The beginnings were not easy, especially financially. The very modest prices, and the constant concern to serve customers well, often beyond what would have been necessary to ensure an honest profitability, nevertheless had the happy consequence of quickly giving the establishment a solid reputation and building customer loyalty. However, it was necessary to do whatever it took to develop the business and cover the heavy financial costs of the loan taken out for the refurbishment. The bar remained open all year round for locals, and was also used as a restaurant for workers. We also catered for communions, weddings, class parties and veterans’ banquets… But the most popular activity was the balls that our father enjoyed organizing once or twice a year. He did it as much to increase revenue as for his love of the accordion and dancing! He didn’t hesitate to bring in accordionists whose reputation extended far beyond Savoy’s borders, bringing in people from all over the valley.

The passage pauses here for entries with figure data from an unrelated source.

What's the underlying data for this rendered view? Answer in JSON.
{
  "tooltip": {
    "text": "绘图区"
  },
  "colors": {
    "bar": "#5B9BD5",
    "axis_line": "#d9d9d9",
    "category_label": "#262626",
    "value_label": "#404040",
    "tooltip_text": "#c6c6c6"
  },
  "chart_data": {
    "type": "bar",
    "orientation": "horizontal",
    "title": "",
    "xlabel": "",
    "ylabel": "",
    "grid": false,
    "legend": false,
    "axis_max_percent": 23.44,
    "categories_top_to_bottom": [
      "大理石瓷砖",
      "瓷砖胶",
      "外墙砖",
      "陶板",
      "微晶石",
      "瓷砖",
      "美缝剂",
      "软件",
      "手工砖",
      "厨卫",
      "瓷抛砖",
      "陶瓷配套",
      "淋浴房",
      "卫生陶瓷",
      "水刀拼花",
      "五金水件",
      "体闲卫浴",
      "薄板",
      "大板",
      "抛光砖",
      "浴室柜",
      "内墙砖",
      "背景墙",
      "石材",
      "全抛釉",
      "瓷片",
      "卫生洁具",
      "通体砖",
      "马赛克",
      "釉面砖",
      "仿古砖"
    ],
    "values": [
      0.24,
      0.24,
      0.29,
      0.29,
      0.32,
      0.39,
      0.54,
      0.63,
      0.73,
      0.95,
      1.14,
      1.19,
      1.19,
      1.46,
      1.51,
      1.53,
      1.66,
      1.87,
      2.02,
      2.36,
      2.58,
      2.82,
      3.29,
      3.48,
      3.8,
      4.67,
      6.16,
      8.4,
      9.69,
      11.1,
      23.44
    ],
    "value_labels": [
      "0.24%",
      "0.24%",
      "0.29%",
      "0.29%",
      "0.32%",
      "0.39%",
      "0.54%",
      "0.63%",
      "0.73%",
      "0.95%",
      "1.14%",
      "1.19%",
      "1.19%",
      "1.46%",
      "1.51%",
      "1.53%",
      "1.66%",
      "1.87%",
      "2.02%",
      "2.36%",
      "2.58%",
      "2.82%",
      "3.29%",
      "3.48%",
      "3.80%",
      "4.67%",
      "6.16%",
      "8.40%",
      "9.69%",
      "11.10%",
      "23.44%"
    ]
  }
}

The idea, very fashionable today, of combining a farm and a hotel, wasn’t really fashionable at the time, but it didn’t go too badly, with customers appreciating the products directly from the farm. However, the situation was not to last. Ten rooms, or around twenty guests, were not enough to make ends meet. More rooms had to be built, using another part of the barn’s volume, and the cattle had to be moved out of the house. In the early ’50s, a separate barn was built. This freed up the volume of the barn, allowing three new bedrooms to be built on the second floor.

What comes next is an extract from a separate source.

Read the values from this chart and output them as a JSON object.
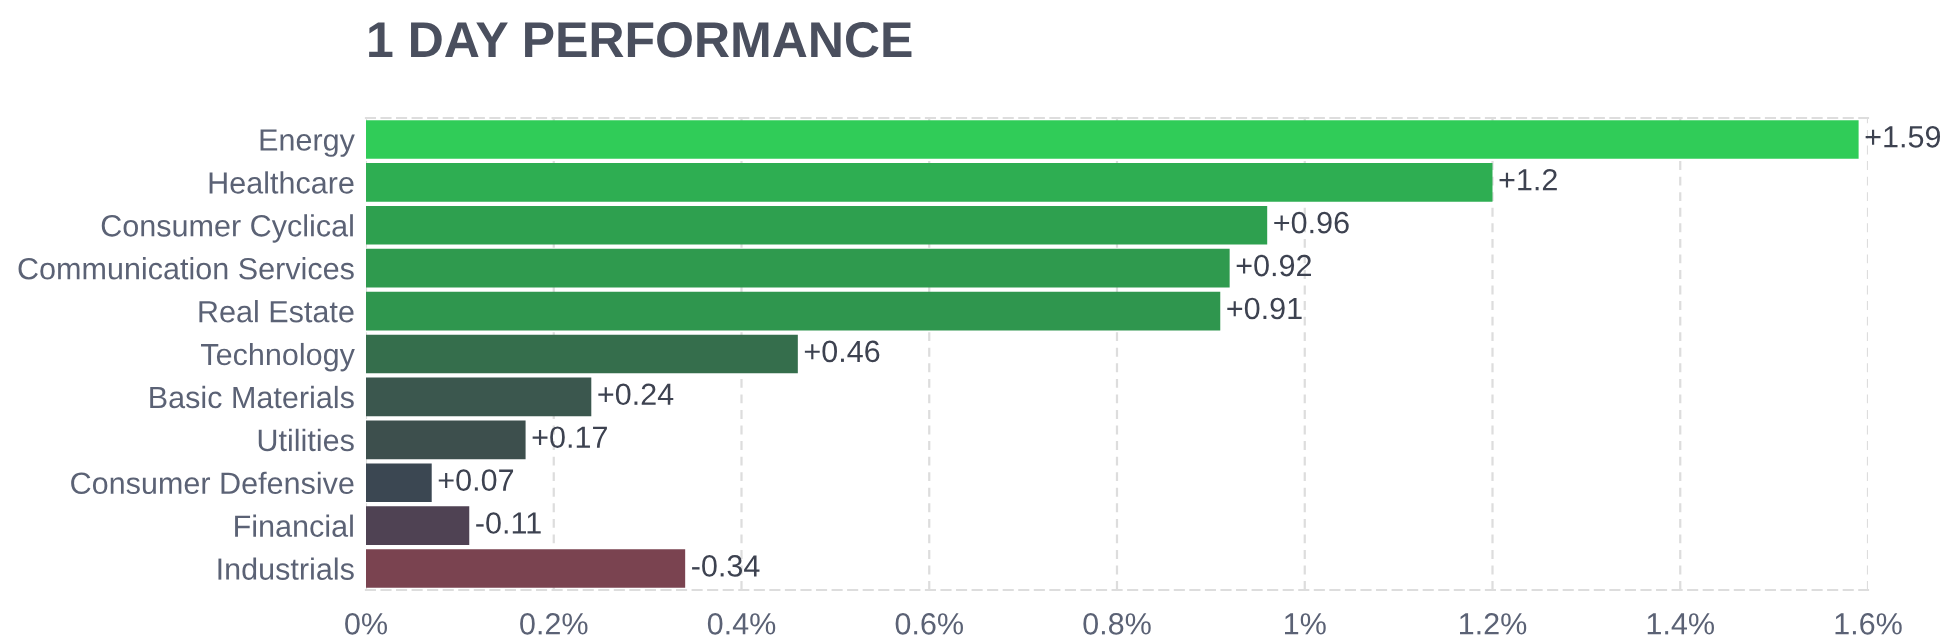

The cohabitation was over, but not the dual activity, which was becoming too much to bear. But it lasted for another ten years, until 1961/62. No more farm produce, no more pâtés and smoked sausages prepared by our mother from the pig she raised for this purpose with the kitchen leftovers, no more milk and cream of the day, no more chickens, ducks, goats and sheep from the farm! Customers must have grumbled a little, and understandably so. But for the family it was undoubtedly worse: for the first time in centuries, a generation was abandoning what had always sustained their ancestors in this valley. A nostalgic, if not painful, page was turned. And in 1963 the cowshed was replaced by a chalet for our parents.

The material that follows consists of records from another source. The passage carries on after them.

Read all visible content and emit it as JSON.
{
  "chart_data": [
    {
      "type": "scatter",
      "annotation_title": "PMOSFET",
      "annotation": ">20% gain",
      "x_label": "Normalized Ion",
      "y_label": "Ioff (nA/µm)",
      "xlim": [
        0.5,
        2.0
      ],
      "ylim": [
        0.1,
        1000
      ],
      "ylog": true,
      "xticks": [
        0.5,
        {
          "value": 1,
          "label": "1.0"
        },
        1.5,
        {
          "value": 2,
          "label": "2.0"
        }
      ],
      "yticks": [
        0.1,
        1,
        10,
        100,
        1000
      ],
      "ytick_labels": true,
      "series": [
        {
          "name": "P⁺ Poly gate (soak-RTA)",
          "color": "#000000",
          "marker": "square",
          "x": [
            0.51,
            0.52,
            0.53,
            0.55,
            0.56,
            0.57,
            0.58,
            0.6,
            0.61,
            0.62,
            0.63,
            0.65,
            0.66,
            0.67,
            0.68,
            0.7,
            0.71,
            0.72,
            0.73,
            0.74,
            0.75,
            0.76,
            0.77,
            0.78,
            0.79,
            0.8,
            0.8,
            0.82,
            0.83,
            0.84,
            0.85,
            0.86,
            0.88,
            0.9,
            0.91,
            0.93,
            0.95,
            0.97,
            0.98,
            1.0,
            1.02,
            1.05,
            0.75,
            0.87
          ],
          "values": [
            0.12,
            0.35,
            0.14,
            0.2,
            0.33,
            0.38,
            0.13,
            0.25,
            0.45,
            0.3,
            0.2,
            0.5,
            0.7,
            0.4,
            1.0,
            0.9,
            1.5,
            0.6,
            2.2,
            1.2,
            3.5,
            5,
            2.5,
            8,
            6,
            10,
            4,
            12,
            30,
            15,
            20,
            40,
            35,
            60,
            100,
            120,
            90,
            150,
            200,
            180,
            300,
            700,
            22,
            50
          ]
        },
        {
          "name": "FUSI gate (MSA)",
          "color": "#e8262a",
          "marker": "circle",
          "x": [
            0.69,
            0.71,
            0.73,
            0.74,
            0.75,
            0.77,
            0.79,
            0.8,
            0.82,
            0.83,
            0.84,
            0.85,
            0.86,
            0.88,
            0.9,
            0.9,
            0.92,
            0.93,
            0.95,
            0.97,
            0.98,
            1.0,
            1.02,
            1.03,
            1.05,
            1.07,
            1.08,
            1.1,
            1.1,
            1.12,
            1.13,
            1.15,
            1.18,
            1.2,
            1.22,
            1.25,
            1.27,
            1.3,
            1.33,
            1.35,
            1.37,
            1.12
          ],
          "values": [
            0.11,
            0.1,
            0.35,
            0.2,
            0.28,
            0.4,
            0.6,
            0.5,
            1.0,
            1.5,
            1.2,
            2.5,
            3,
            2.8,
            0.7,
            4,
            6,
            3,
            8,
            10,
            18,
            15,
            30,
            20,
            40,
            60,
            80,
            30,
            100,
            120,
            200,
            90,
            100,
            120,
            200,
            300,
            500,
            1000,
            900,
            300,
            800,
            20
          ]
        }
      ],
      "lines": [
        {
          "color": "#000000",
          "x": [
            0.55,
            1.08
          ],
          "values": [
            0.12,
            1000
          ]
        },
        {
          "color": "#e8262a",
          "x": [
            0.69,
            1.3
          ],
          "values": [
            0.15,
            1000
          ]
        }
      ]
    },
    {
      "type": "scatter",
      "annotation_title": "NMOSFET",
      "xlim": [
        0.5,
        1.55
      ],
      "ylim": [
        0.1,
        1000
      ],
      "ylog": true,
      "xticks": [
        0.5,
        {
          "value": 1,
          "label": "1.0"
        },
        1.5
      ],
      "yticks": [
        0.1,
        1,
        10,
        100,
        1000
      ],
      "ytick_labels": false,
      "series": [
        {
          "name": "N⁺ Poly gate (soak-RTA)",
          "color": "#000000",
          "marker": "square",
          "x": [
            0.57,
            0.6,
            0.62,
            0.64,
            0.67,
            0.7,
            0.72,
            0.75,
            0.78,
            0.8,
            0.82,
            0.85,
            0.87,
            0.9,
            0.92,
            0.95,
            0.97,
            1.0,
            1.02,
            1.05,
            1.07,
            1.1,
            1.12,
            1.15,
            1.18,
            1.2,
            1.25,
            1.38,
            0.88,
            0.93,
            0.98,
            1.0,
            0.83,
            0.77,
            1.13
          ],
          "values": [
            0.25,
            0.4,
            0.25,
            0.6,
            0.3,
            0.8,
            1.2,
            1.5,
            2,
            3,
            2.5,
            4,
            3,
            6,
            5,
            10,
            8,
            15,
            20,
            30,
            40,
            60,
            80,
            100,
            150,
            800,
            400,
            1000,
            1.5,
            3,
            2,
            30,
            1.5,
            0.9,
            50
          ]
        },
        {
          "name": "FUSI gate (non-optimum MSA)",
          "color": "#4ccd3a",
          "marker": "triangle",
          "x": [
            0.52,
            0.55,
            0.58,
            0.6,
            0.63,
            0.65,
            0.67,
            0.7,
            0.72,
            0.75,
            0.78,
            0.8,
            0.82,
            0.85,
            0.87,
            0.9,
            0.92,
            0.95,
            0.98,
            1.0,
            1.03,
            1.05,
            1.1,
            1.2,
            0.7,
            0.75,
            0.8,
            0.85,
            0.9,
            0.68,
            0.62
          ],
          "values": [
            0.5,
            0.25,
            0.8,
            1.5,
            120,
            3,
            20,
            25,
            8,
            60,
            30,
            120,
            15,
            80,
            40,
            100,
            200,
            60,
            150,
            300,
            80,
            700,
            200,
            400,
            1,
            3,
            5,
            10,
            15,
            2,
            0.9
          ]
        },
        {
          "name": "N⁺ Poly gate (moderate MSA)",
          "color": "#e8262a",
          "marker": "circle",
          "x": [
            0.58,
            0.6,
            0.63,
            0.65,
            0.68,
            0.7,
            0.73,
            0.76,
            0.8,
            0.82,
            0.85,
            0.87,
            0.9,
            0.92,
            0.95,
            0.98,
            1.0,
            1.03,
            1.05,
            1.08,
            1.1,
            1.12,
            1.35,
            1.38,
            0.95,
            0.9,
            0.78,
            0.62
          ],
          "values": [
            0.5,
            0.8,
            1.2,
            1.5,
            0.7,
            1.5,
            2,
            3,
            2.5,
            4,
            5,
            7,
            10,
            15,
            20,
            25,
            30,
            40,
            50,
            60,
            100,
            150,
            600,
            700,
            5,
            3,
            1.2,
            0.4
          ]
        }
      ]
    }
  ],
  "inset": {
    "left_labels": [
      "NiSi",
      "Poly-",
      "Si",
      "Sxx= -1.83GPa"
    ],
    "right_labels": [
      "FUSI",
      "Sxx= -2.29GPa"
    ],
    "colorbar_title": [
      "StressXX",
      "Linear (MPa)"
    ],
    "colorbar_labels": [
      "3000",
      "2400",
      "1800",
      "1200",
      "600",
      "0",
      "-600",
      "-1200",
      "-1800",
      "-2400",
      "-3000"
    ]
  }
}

In 1968, our parents entrusted the running of the hotel to Renée, who had always worked there. From then on, she never stopped renovating, building, decorating and embellishing. She has inherited our mother’s passion for building, and will give it free rein, to her great delight and that of our guests, who discover new improvements every year.
In 1973/74, she enlarged the dining room, added a large living room and created five new bedrooms in the barn’s remaining space. But what had gone before was no longer to her taste, nor, she felt, to that of her customers. So, in 1976, she went back to the drawing board, adding two more bedrooms. A new kitchen, up to standard, was rebuilt. Naturally, the exterior walls and roof were preserved to preserve the house’s character.
The most recent major renovation: in 1993, the roof was redone to give more space and light to three bedrooms on the second floor, by creating large balconies, much appreciated, as you can imagine. But Renée’s concern for respecting the old farmhouse’s shape and style went so far as to have the entire roof covered with “tavaillons”, as in the old days, but this time with a wood unknown to our ancestors: Canadian red cedar or giant tuya.
What’s next for Gai-Soleil Farm? Let’s hope she continues to give pleasure to her guests during their vacations, just as she gives pleasure to her hosts, in a shared pleasure.